『逢魔時〜怪談ロマンス〜』は、昼は人間の学校、夕方からは妖怪の学校という二つの顔を持つ学び舎を舞台に、種族を超えた恋と怪異を描く和風ファンタジー・恋愛アドベンチャーゲーム。2012年03月29日にQuinRoseからPlayStation Portableで発売されました。本作は「怪談ロマンス」シリーズの第1作目にあたり、後に続編『黄昏時〜怪談ロマンス〜』も発売されています。主人公の涼江静(名前変更可能)は、人間と「磯姫」のハーフであり、昼間は人間のフリをして授業を受け、夕方の「逢魔時」以降は本来の妖怪の姿で妖怪クラスに通うという、二重生活を送っています。
ゲームプレイは、テキストを読み進めながら選択肢を選んで物語を分岐させるオーソドックスなノベル形式で進行します。物語は、人間と妖怪が共存しつつも互いに干渉しないように暮らす独特の社会設定の上で展開されます。天狗や妖狐、猫又といった妖怪たちがクラスメートや教師として登場し、主人公は彼らとの交流を通じて、種族間の確執や、各々が抱える「妖怪ゆえの業」や孤独に向き合うことになります。
本作は、QuinRose作品特有のシニカルで毒を含んだテキストと、和風の耽美な世界観が特徴です。登場する妖怪たちは美しい姿をしていますが、人間とは異なる冷徹な倫理観や執着心を持っており、甘い恋愛描写の中にも常に死や狂気が見え隠れする緊張感が漂っています。豪華声優陣によるフルボイス演出が、ミステリアスで妖艶な物語を彩り、ハッピーエンドだけでなく、バッドエンドを含めた多様な結末が用意されています。

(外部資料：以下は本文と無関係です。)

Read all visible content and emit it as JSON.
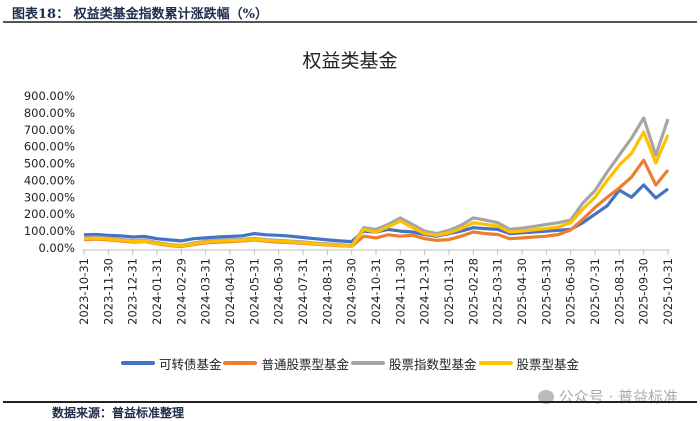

開発元のQuinRose(クインロゼ)は、童話や怪談をダークファンタジーとして再構築する作風で支持を集めたブランドです。本作は「学校の怪談」や日本の妖怪伝承をモチーフにしています。古来より伝わる妖怪たちの性質や、「逢魔時(おうまがとき)」という言葉の意味に興味を持った方は、鳥山石燕の『画図百鬼夜行』や、民俗学の入門書などを参照することで、キャラクターの背景にある伝承をより深く理解することができます。